Menapak Dunia Baru : Dunia Dalam Mitos Minahasa

Sementara dari tempat tersembunyi, saat kemarahan Baginda itu terus memecah suasana, Wanita Tua Mongol yang menyaksikan kepahitan itu, tak sempat melihat sepenuhnya berlangsungnya hukuman terhadap cucunya. Ia langsung berpikir dan mengalihkan perhatian ketika mengetahui di tubuh putri terkandung apa yang dapat disebutnya Janin Penerus, Janin daripada cucunya, yaitu setelah ia tadi mendengar dari pengakuan Putri. Karena mungkin saja berarti mata rantainya yang hilang mendapat harapan untuk bertumbuh kembali.

Karena tak mungkin cucunya dapat diselamatkan lagi, wanita tua tersebut  lalu menghindar dari tempat itu selain karena ia telah mendengar Putri tak jadi di hukum pancung; Ia dibiarkan untuk terus hidup. Ditinggalkannya juga tempat itu karena  tak ingin melihat apa yang akan terjadi dengan pemuda. Sang cucu masih sempat terkesan di hatinya ketika ia melihat permaisuri sangat berdaya upaya melindungi Putrinya, hal itu sangat dihargainya. Dan ia akan melakukan niat yang sama. Janin didalam kandungan anak Raja tersebut terdapat darah yang berhubungan erat dengan dirinya. Wanita Tua inilah saksi dari seluruh kisah tragedi nahas, dalam pentas suatu drama yang sukses namun yang terhapus alur ceritanya dari sejarah Tiongwan.
Sendirian ia menyusun jejaran kayuan bambu jadi rakitnya, yang dipersiapkan sebagai sarana jika nanti perempuan hukuman itu sudah dihanyutkan ke sungai Maksudnya untuk menyelamatkan Putri bila sudah lepas dari pengamatan para pengantarnya atau entah mungkin lebih aman saat rakit putri telah lepas dari muara Hong Ho, tingal tergantung situasi

dan keadaan yang ada. Orang tua ini tak peduli lagi dengan kesukaran yang akan dihadapinya, yang penting ia harus bertemu dan melindungi Putri. Sementara itu ia berangan untuk membawa putri ke Mongol. Disana akan lebih aman apapun yang akan terjadi.

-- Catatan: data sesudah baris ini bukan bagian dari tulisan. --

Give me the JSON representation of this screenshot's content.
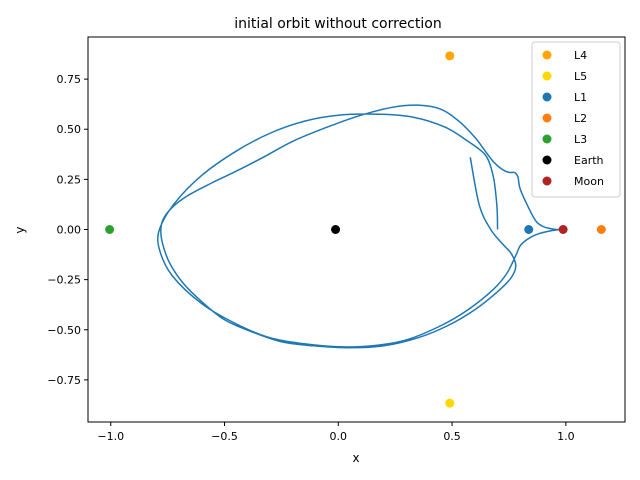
{
  "chart_data": {
    "type": "scatter",
    "title": "initial orbit without correction",
    "xlabel": "x",
    "ylabel": "y",
    "xlim": [
      -1.1,
      1.26
    ],
    "ylim": [
      -0.96,
      0.96
    ],
    "x_ticks": [
      -1.0,
      -0.5,
      0.0,
      0.5,
      1.0
    ],
    "x_tick_labels": [
      "−1.0",
      "−0.5",
      "0.0",
      "0.5",
      "1.0"
    ],
    "y_ticks": [
      -0.75,
      -0.5,
      -0.25,
      0.0,
      0.25,
      0.5,
      0.75
    ],
    "y_tick_labels": [
      "−0.75",
      "−0.50",
      "−0.25",
      "0.00",
      "0.25",
      "0.50",
      "0.75"
    ],
    "grid": false,
    "legend_position": "top-right",
    "orbit": {
      "color": "#1f77b4",
      "x": [
        0.7,
        0.698,
        0.69,
        0.682,
        0.665,
        0.64,
        0.57,
        0.47,
        0.33,
        0.18,
        0.0,
        -0.15,
        -0.3,
        -0.45,
        -0.6,
        -0.72,
        -0.786,
        -0.786,
        -0.73,
        -0.6,
        -0.45,
        -0.3,
        -0.15,
        0.0,
        0.15,
        0.3,
        0.45,
        0.57,
        0.68,
        0.74,
        0.78,
        0.8,
        0.83,
        0.86,
        0.9,
        0.94,
        0.97,
        0.99,
        0.96,
        0.93,
        0.9,
        0.87,
        0.84,
        0.8,
        0.79,
        0.78,
        0.77,
        0.75,
        0.72,
        0.68,
        0.64,
        0.6,
        0.53,
        0.45,
        0.35,
        0.24,
        0.1,
        -0.05,
        -0.2,
        -0.33,
        -0.45,
        -0.56,
        -0.66,
        -0.73,
        -0.77,
        -0.78,
        -0.77,
        -0.74,
        -0.68,
        -0.6,
        -0.5,
        -0.38,
        -0.25,
        -0.11,
        0.05,
        0.2,
        0.35,
        0.48,
        0.6,
        0.7,
        0.76,
        0.78,
        0.76,
        0.72,
        0.67,
        0.62,
        0.58
      ],
      "y": [
        0.0,
        0.1,
        0.2,
        0.26,
        0.33,
        0.38,
        0.44,
        0.51,
        0.56,
        0.575,
        0.57,
        0.54,
        0.48,
        0.39,
        0.27,
        0.13,
        0.0,
        -0.1,
        -0.23,
        -0.37,
        -0.47,
        -0.54,
        -0.57,
        -0.585,
        -0.58,
        -0.55,
        -0.48,
        -0.4,
        -0.3,
        -0.22,
        -0.13,
        -0.08,
        -0.05,
        -0.03,
        -0.015,
        -0.005,
        -0.001,
        0.0,
        0.0,
        0.005,
        0.015,
        0.04,
        0.1,
        0.2,
        0.26,
        0.28,
        0.285,
        0.285,
        0.3,
        0.34,
        0.4,
        0.46,
        0.54,
        0.6,
        0.62,
        0.61,
        0.57,
        0.51,
        0.44,
        0.36,
        0.29,
        0.23,
        0.17,
        0.11,
        0.05,
        -0.01,
        -0.08,
        -0.17,
        -0.27,
        -0.36,
        -0.45,
        -0.51,
        -0.56,
        -0.58,
        -0.59,
        -0.58,
        -0.54,
        -0.48,
        -0.4,
        -0.31,
        -0.24,
        -0.18,
        -0.12,
        -0.07,
        0.0,
        0.12,
        0.36
      ]
    },
    "points": [
      {
        "name": "L4",
        "x": 0.49,
        "y": 0.866,
        "color": "#ffa500"
      },
      {
        "name": "L5",
        "x": 0.49,
        "y": -0.866,
        "color": "#ffd700"
      },
      {
        "name": "L1",
        "x": 0.837,
        "y": 0.0,
        "color": "#1f77b4"
      },
      {
        "name": "L2",
        "x": 1.156,
        "y": 0.0,
        "color": "#ff7f0e"
      },
      {
        "name": "L3",
        "x": -1.005,
        "y": 0.0,
        "color": "#2ca02c"
      },
      {
        "name": "Earth",
        "x": -0.012,
        "y": 0.0,
        "color": "#000000"
      },
      {
        "name": "Moon",
        "x": 0.988,
        "y": 0.0,
        "color": "#b22222"
      }
    ]
  }
}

Dari sungai Hoang Ho, kini tak diketahui kemana arah anngin dan arus gelombang yang sedang membawanya, dan ia tak melihat adanya rakit lain. Penglihatanya tiada henti menerawang di tengah hamparan kosong selain riak kecil di ijung gunung-gunung gelombang. Pikiran terpusat pada pencarian, dalam setiap degup jantungnya ada doa dan mohon yang tak henti-henti untuk mengatasi kengerian terhadap jika mungkin kegagalan harus di hadapinya sebagai takdir khalik kepadanya. Tapi ia akan tetap berusaha sekuat kemampuan sebagai manusia cciptaan-Nya.

Oleh usahanya itu, tak lagi diketahui sudah seberapa jauh kini jarak rakitnya dari daratan. Ia telah terhempas jauh dari dari daratan, berada di tengah padang laut yang telah memakan waktu berhari-hari dan kian menelannya dengan ganas. Terasa olehnya dahaga yang amat sangat dan sengatan rasa lapar yang kian melilit, menyakiti lambungnya. Tubuh dan mata mulai nanar dibawah bara matahari dan bulan yang selalu meneropongnya. Bibirnya bergetar dan mengelupas tak lagi sedapatnya mendorong tangan mengayuh rakit. Sedang memaksa ia pasrah dan membuatnya tak bisa lagi meneriakan perjalananya, selain nasibnya hanya ia serahkan dengan yakin kehadapan Yang Maha Kuasa.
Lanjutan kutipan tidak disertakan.